No matter the film around her, Marling holds the camera's (and viewer's) attention as long as she wants it. If only she could settle long enough to remember to tell a story. Sound of My Voice is a sketch, an inkling of an exploration of cults of personalities as seen through the eyes of two documentary-making skeptics played with miscalculated casualness by Christopher Denham and Nicole Vicius as Peter and Lorna, a maddeningly pretentious couple who pose as true believers to expose Maggie's lies.
They utilize video cameras embedded in Peter's eyeglasses and a couple of cheap spy gadgets, but their rational detachment is their secret weapon. They see themselves as journalists in search of truth, and that's where Marling — and her co-writer and the film's director, fresh-outta-film-school Zal Batmanglij — makes her first misstep.
As the couple gets pulled deeper into the basement-dwelling cult, they each worry that the other has been compromised — Peter through a perceived sexual attraction to Maggie, and Lorna through Peter's weak opinion of her. But what doesn't worry them nearly enough is the complete lack of usable footage they've captured or the fact that the cult they've zeroed in on for public shaming seems about as threatening as a Cranberries concert. Hell, there's even a group Kumbaya set to the band's song "Dreams."
Then what happens? Well, the end credits, that's what. Sound of My Voice is less than a wisp — it's incomplete. Just as events start pointing to a thriller of a third act, the 85-minute movie is over, leaving behind the faintest aroma of betrayal. By the time you leave the theater, you may find your sense of what came before immediately dissolving.

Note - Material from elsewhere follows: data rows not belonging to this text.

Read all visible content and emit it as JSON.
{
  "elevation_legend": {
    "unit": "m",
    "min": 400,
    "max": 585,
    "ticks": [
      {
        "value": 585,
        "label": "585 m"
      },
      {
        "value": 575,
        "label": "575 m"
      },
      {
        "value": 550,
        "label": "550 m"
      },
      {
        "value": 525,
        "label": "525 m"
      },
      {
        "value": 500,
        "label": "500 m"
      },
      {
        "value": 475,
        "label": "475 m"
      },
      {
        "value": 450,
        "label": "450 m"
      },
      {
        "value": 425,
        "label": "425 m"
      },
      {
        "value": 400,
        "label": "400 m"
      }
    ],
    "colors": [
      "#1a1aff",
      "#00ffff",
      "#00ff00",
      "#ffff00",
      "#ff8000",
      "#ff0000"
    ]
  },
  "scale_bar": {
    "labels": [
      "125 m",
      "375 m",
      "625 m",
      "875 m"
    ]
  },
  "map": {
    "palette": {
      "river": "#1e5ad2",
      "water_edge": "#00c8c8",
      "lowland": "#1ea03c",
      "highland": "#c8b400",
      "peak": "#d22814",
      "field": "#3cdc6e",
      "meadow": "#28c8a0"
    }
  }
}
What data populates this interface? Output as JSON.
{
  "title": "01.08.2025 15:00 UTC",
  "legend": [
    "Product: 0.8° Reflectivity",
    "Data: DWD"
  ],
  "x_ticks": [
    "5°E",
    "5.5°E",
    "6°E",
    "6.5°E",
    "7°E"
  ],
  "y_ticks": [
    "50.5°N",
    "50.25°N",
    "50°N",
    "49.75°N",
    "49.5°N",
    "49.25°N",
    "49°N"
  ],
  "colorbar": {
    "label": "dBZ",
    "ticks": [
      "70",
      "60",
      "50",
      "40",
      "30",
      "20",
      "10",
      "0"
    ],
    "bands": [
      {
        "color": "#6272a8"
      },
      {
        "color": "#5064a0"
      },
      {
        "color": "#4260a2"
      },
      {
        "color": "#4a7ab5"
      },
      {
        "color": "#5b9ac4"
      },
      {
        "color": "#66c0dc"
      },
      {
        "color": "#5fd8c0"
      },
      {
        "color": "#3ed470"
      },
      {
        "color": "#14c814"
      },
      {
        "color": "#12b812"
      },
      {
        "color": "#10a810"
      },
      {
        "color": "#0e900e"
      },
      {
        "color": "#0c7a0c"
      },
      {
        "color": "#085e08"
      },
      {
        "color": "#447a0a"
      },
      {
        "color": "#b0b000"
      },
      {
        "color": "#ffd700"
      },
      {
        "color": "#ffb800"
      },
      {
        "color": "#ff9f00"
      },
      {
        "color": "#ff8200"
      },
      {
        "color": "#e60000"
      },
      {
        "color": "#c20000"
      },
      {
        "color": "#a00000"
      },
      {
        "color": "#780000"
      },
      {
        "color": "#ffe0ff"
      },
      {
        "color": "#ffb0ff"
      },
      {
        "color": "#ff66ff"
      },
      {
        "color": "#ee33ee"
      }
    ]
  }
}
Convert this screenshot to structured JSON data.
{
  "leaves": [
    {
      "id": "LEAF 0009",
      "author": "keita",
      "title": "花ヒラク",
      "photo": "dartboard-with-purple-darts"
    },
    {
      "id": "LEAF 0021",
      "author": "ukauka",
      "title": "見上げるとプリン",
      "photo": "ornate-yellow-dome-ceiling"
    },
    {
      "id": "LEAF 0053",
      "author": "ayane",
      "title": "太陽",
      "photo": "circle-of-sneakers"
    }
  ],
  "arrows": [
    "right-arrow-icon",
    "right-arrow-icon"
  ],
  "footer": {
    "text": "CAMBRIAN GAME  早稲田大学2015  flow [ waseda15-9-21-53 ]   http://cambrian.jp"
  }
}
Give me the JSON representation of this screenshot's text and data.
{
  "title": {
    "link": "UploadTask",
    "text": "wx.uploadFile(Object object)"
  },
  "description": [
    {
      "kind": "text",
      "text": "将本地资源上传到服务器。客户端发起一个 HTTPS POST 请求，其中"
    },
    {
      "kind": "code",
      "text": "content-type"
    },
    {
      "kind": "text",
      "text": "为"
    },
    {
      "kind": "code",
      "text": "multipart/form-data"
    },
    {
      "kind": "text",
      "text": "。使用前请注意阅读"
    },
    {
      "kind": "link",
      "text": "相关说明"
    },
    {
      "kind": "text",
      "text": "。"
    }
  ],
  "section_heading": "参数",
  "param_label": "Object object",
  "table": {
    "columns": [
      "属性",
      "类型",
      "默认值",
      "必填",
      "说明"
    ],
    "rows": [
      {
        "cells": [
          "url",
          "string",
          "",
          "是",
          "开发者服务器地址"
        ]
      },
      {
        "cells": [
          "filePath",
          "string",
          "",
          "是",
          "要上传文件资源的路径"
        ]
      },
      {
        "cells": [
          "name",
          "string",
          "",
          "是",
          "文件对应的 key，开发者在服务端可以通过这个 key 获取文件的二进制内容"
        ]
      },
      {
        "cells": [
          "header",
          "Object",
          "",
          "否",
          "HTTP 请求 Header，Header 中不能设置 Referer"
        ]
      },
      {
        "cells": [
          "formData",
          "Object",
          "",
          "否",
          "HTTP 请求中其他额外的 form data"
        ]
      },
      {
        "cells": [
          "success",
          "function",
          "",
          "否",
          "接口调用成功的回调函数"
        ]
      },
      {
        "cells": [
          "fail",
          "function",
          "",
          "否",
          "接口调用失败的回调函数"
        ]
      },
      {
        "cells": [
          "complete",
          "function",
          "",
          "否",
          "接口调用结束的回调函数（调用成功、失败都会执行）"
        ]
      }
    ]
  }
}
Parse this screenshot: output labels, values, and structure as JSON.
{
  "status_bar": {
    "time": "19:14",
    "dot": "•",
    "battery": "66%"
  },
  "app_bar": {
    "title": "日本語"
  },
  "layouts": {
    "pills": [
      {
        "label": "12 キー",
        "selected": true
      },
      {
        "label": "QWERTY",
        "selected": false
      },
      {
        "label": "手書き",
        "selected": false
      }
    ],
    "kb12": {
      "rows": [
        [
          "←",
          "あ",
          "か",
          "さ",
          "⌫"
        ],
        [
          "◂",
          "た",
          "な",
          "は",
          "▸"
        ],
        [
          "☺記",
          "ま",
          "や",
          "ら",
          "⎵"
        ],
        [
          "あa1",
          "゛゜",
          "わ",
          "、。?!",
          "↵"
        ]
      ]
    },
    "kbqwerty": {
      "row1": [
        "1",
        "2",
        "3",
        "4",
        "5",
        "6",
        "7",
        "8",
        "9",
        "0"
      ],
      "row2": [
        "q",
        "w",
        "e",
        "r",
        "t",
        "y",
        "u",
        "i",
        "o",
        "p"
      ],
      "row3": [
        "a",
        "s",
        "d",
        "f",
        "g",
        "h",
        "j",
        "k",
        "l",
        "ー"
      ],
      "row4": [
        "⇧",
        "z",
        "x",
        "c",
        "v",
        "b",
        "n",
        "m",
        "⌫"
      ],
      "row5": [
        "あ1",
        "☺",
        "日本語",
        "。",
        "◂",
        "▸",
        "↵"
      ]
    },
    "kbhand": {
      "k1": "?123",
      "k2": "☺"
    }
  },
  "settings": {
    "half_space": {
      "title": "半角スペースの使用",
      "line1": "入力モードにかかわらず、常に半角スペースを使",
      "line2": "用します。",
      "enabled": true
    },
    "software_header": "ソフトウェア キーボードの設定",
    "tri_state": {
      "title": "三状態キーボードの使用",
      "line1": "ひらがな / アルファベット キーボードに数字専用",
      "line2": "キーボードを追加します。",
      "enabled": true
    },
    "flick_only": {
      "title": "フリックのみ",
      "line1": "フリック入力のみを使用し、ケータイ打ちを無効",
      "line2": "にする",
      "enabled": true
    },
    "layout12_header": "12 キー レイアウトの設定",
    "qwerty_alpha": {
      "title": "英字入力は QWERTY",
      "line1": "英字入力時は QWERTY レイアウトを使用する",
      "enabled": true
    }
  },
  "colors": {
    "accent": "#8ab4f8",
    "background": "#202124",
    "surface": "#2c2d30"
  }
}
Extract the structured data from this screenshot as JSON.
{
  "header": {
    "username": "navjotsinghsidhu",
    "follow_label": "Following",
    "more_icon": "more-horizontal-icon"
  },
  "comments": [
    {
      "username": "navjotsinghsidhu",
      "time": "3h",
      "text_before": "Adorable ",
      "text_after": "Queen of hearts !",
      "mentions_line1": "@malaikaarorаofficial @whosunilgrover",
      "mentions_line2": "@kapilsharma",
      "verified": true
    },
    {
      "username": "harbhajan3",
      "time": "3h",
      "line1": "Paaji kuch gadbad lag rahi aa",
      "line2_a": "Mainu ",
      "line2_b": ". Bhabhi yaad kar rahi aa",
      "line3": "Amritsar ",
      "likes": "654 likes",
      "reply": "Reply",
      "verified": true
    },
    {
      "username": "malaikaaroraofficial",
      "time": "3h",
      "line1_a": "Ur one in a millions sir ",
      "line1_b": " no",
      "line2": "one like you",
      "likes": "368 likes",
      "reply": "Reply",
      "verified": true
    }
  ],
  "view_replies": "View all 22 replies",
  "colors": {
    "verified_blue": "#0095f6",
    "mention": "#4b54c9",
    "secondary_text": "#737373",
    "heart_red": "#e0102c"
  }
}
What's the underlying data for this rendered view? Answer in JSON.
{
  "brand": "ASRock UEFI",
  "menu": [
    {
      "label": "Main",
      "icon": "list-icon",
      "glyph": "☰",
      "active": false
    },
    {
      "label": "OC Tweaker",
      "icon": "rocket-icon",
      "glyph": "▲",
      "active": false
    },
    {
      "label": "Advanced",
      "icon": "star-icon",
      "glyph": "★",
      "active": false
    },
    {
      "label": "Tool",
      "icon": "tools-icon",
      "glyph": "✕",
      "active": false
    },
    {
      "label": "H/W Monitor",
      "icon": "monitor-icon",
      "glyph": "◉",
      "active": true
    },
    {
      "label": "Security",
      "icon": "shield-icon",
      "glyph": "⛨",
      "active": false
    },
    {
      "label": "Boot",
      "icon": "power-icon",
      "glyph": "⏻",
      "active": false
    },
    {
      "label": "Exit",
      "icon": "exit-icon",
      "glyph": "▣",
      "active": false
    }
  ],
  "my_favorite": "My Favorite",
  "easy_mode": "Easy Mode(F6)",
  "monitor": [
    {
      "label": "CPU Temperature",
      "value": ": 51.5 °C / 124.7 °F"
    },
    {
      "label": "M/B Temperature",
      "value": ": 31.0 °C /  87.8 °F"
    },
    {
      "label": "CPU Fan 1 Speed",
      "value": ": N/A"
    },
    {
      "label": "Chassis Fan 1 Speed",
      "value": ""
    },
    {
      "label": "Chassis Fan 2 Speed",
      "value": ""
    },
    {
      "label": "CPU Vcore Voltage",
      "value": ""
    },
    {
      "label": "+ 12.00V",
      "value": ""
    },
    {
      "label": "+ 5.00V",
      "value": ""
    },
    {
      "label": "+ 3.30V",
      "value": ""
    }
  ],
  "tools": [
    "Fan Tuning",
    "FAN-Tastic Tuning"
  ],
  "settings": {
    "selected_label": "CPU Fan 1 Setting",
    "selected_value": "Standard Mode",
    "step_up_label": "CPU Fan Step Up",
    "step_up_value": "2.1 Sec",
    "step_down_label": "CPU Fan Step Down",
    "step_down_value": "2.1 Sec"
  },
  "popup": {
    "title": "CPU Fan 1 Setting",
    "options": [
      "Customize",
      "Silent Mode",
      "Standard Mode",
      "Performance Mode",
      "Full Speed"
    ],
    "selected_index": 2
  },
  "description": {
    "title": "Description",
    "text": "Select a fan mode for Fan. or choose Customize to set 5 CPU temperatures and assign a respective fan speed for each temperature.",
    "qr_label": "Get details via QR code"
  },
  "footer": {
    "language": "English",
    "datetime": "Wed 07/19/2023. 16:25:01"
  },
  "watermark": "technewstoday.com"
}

Sound of My Voice feels like a web experiment with distribution. Filmed with minimal budget, its no-frills, shaky-cam charm already feels dated nearly a year and a half after its Sundance premiere, and the cult at its heart is sterile and castrated. You'll find none of the woodsy dark Americana of last year's Martha Marcy May Marlene in this screen cult; only white sheets, a dialysis machine, Brit Marling, and the Cranberries.